Let me break down the actual numbers from Lit Alerts.

Before semantic caching:

  • ~2,400 LLM calls per day
  • Average 1,200 tokens per call
  • Monthly token consumption: ~86 million tokens
  • Monthly cost at $2.50/M tokens: ~$215

After semantic caching (62% hit rate):

  • ~2,400 user queries per day
  • ~912 actual LLM calls (62% served from cache)
  • ~180 embedding calls for cache lookups (cheap)
  • Monthly token consumption: ~33 million tokens
  • Monthly cost: ~$82 + ~$3 for embeddings = ~$85

That is a $130/month savings for a relatively small application. For enterprise deployments processing millions of queries, the savings scale linearly.

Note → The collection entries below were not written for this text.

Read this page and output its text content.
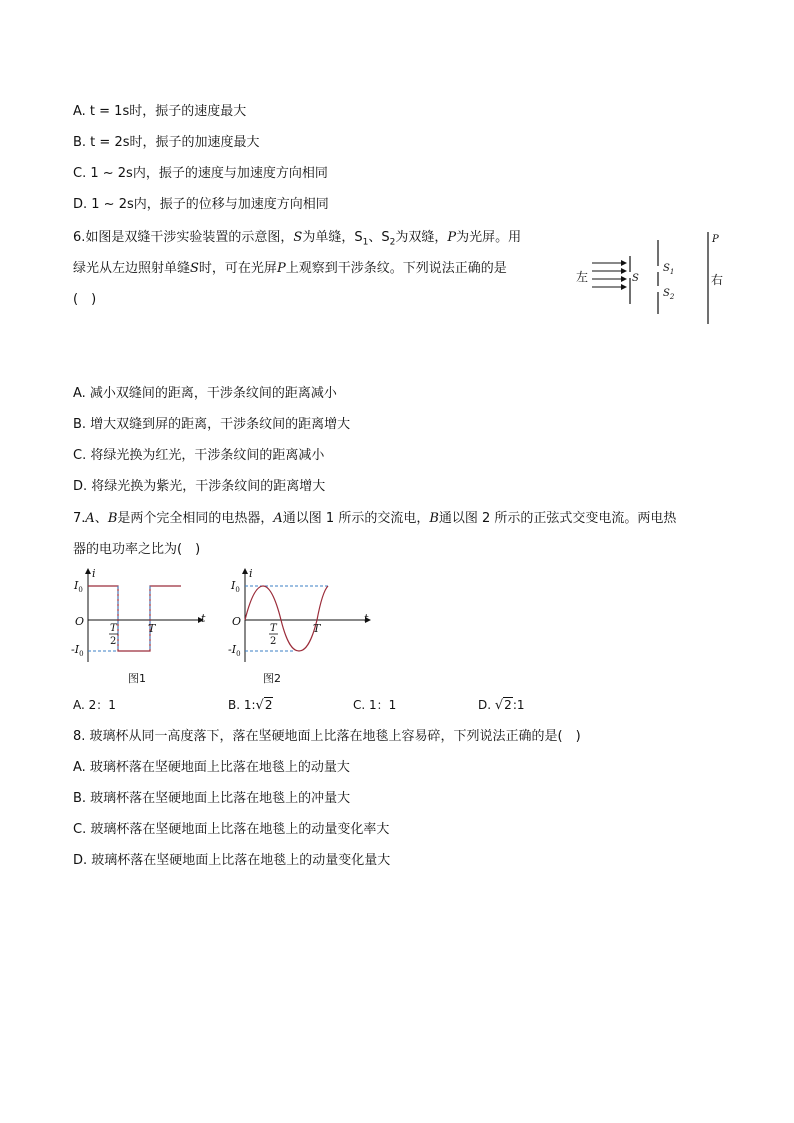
A. t = 1s时，振子的速度最大
B. t = 2s时，振子的加速度最大
C. 1 ~ 2s内，振子的速度与加速度方向相同
D. 1 ~ 2s内，振子的位移与加速度方向相同
6.如图是双缝干涉实验装置的示意图，S为单缝，$S_1$、$S_2$为双缝，P为光屏。用
绿光从左边照射单缝S时，可在光屏P上观察到干涉条纹。下列说法正确的是
(　)
左	S
$S_1$
$S_2$
P
右
A. 减小双缝间的距离，干涉条纹间的距离减小
B. 增大双缝到屏的距离，干涉条纹间的距离增大
C. 将绿光换为红光，干涉条纹间的距离减小
D. 将绿光换为紫光，干涉条纹间的距离增大
7.A、B是两个完全相同的电热器，A通以图 1 所示的交流电，B通以图 2 所示的正弦式交变电流。两电热
器的电功率之比为(　)
i
t
$I_0$
O
$-I_0$
T
2
T
图1
i
t
$I_0$
O
$-I_0$
T
2
T
图2
A. 2：1	B. 1:√2	C. 1：1	D. √2:1
8. 玻璃杯从同一高度落下，落在坚硬地面上比落在地毯上容易碎，下列说法正确的是(　)
A. 玻璃杯落在坚硬地面上比落在地毯上的动量大
B. 玻璃杯落在坚硬地面上比落在地毯上的冲量大
C. 玻璃杯落在坚硬地面上比落在地毯上的动量变化率大
D. 玻璃杯落在坚硬地面上比落在地毯上的动量变化量大
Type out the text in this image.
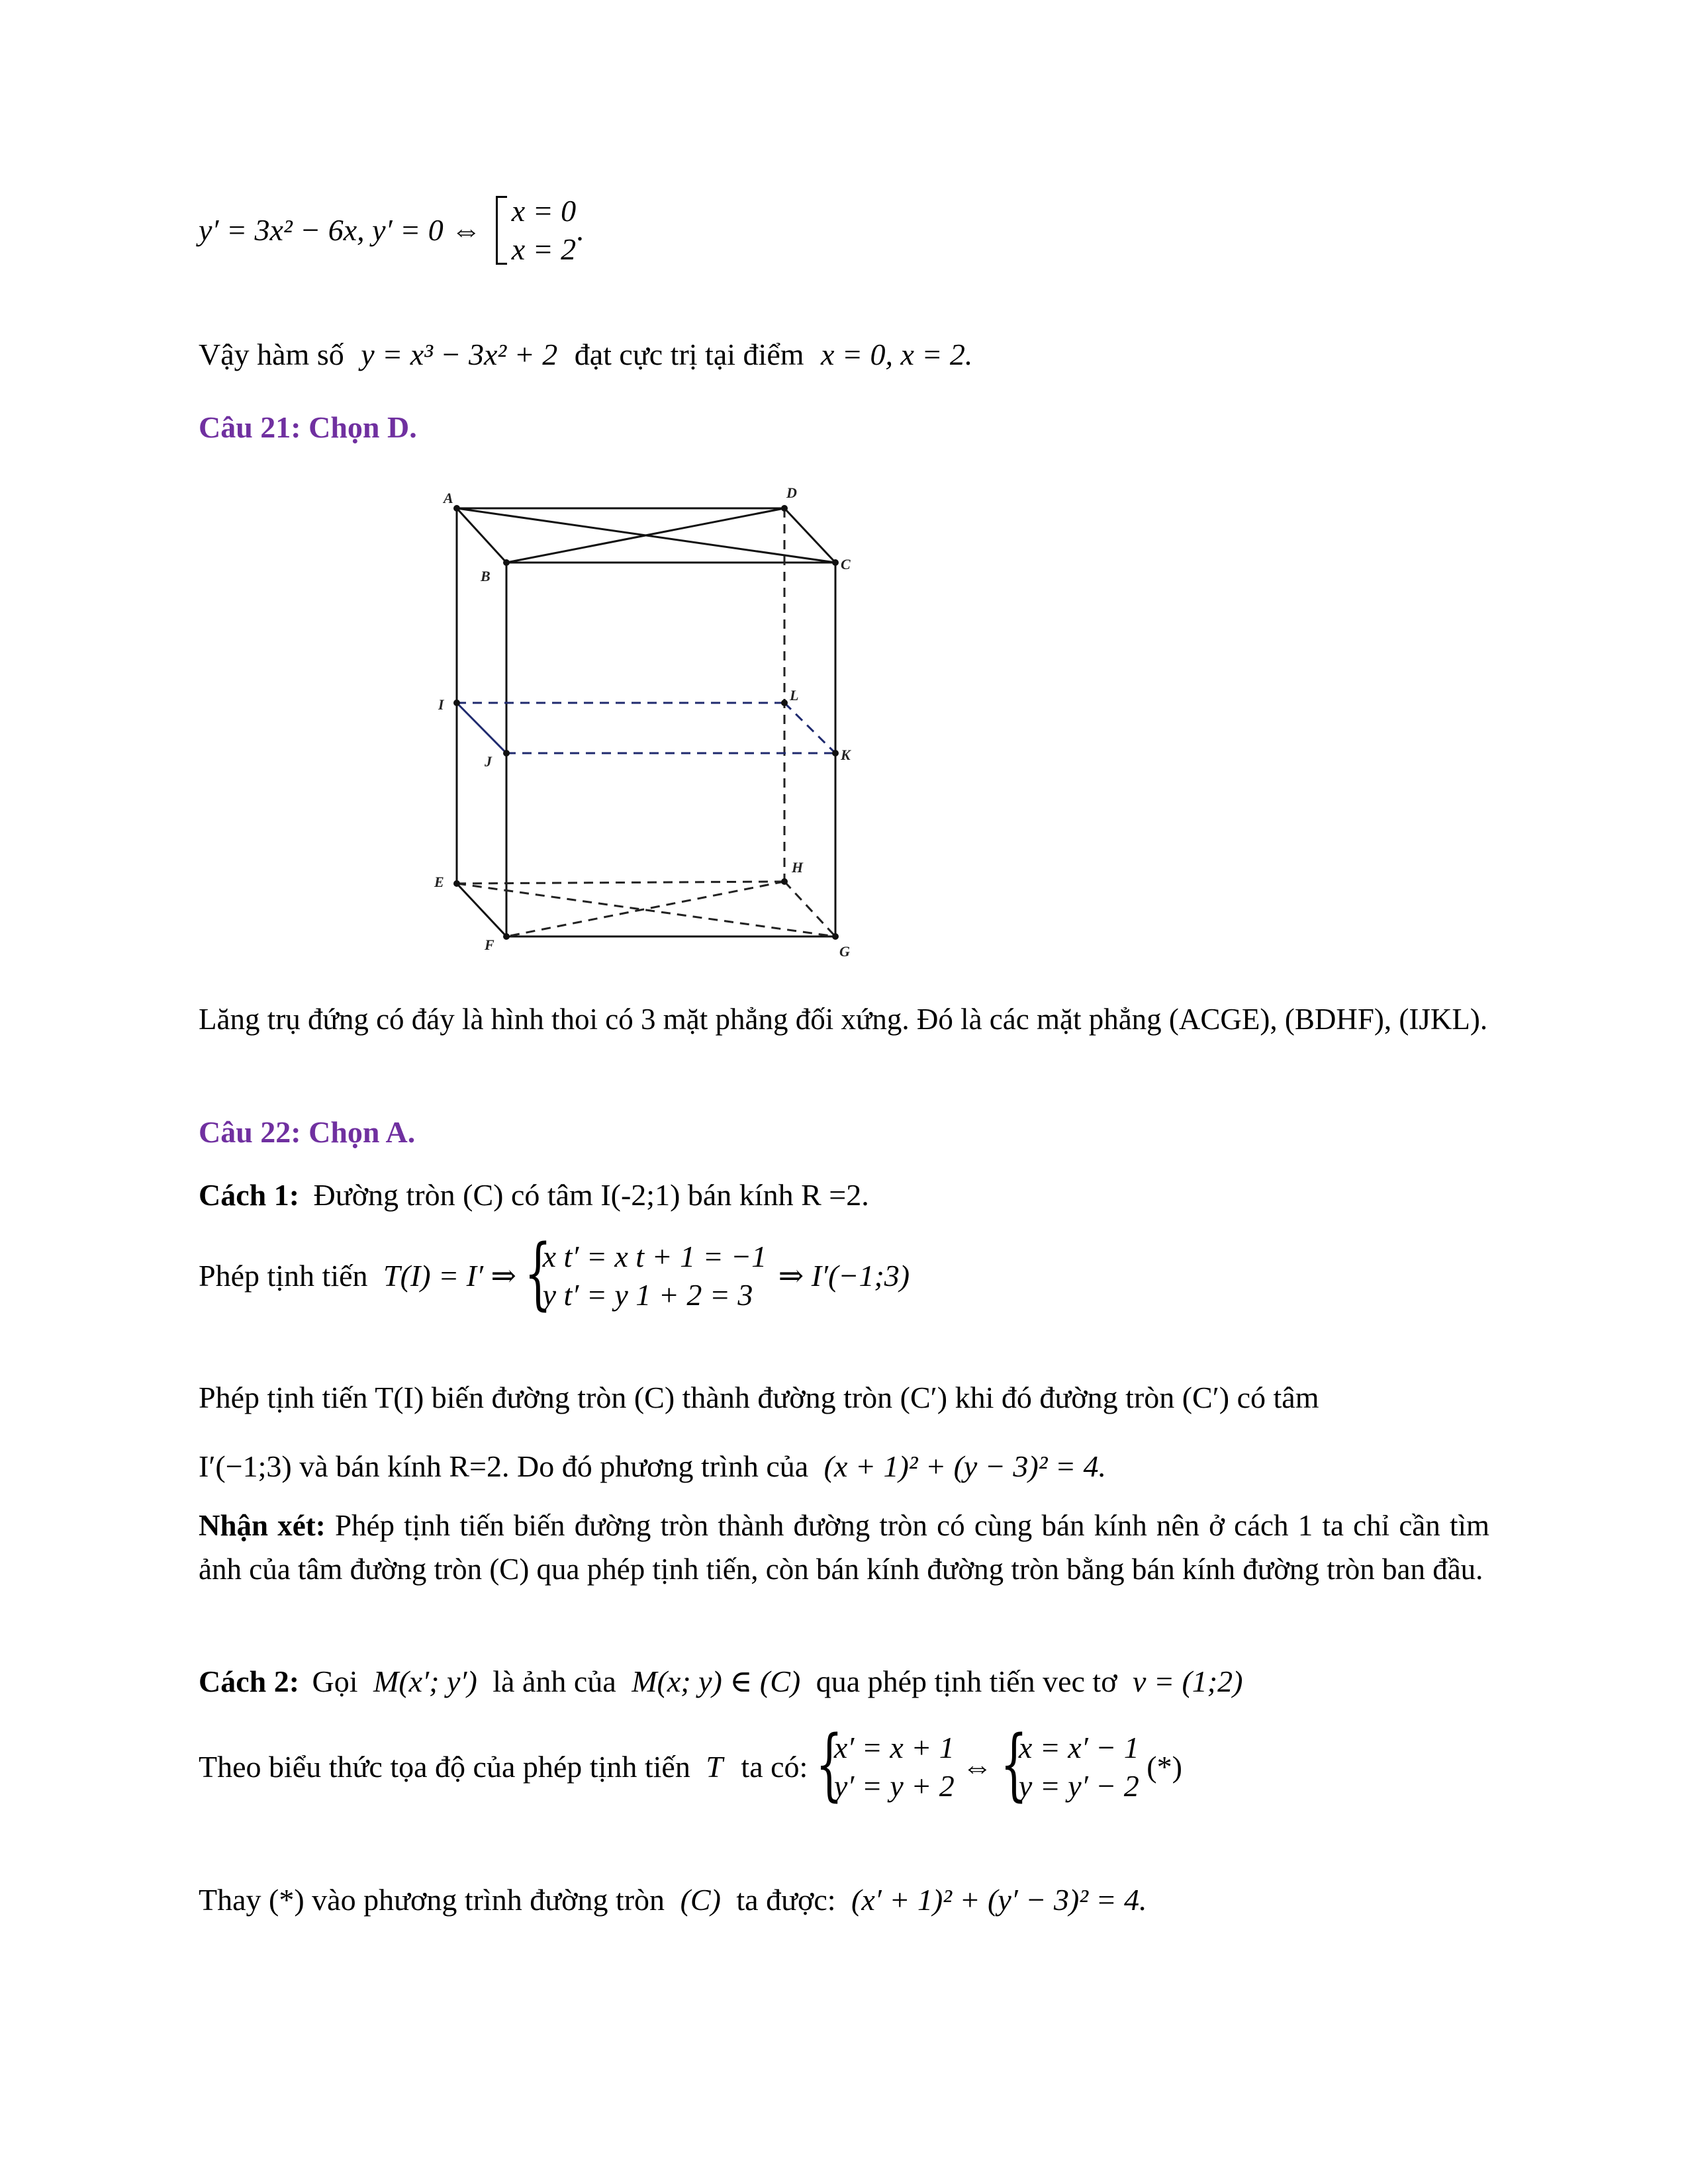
y′ = 3x² − 6x, y′ = 0 ⇔
x = 0
x = 2
.
Vậy hàm số y = x³ − 3x² + 2 đạt cực trị tại điểm x = 0, x = 2.
Câu 21: Chọn D.
A	D
B
C
I
L
J	K
E
H
F	G
Lăng trụ đứng có đáy là hình thoi có 3 mặt phẳng đối xứng. Đó là các mặt phẳng (ACGE), (BDHF), (IJKL).
Câu 22: Chọn A.
Cách 1: Đường tròn (C) có tâm I(-2;1) bán kính R =2.
Phép tịnh tiến T(I) = I′ ⇒ {
x t′ = x t + 1 = −1
y t′ = y 1 + 2 = 3
⇒ I′(−1;3)
Phép tịnh tiến T(I) biến đường tròn (C) thành đường tròn (C′) khi đó đường tròn (C′) có tâm
I′(−1;3) và bán kính R=2. Do đó phương trình của (x + 1)² + (y − 3)² = 4.
Nhận xét: Phép tịnh tiến biến đường tròn thành đường tròn có cùng bán kính nên ở cách 1 ta chỉ cần tìm ảnh của tâm đường tròn (C) qua phép tịnh tiến, còn bán kính đường tròn bằng bán kính đường tròn ban đầu.
Cách 2: Gọi M(x′; y′) là ảnh của M(x; y) ∈ (C) qua phép tịnh tiến vec tơ v = (1;2)
Theo biểu thức tọa độ của phép tịnh tiến T ta có: {
x′ = x + 1
y′ = y + 2
⇔ {
x = x′ − 1
y = y′ − 2
(*)
Thay (*) vào phương trình đường tròn (C) ta được: (x′ + 1)² + (y′ − 3)² = 4.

The embedding cost for cache lookups is negligible. Text-embedding-3-small costs $0.02 per million tokens. Even at high volume, the embedding cost is a rounding error compared to the LLM cost savings.

When NOT to Cache

Semantic caching is not appropriate for every LLM interaction:

  • Conversations with context: If the response depends on the full conversation history, caching by query alone will produce incorrect results. You would need to include the conversation context in the cache key, which defeats the purpose.
  • Creative generation: If the user wants novel output every time (marketing copy, brainstorming), caching the same response defeats the purpose.
  • Real-time data: If the response depends on data that changes frequently (stock prices, live dashboards), a stale cache is worse than no cache.
  • Personalized responses: If the answer depends on user-specific data, you need per-user caches, which dramatically reduce hit rates.

For factual Q&A over a relatively stable knowledge base — which is exactly what Complai and Lit Alerts do — semantic caching is one of the highest-ROI optimizations you can implement.

Getting Started

If you are running any LLM-powered feature with repetitive queries, start here:

  1. Log your queries for a week. Look at the distribution. If you see clusters of similar questions, semantic caching will save you money.
  2. Add a cache table with pgvector. It is five lines of SQL.
  3. Set a conservative threshold (0.92+). You can always lower it after reviewing near-misses.
  4. Set a short TTL (24 hours). Better to miss a few cache opportunities than to serve stale data.
  5. Track your hit rate. If it is below 30%, your queries might be too diverse for semantic caching. If it is above 70%, you are leaving money on the table by not implementing it sooner.

The implementation took me a day. The payback period was three days. That is the kind of optimization I wish I had known about six months earlier.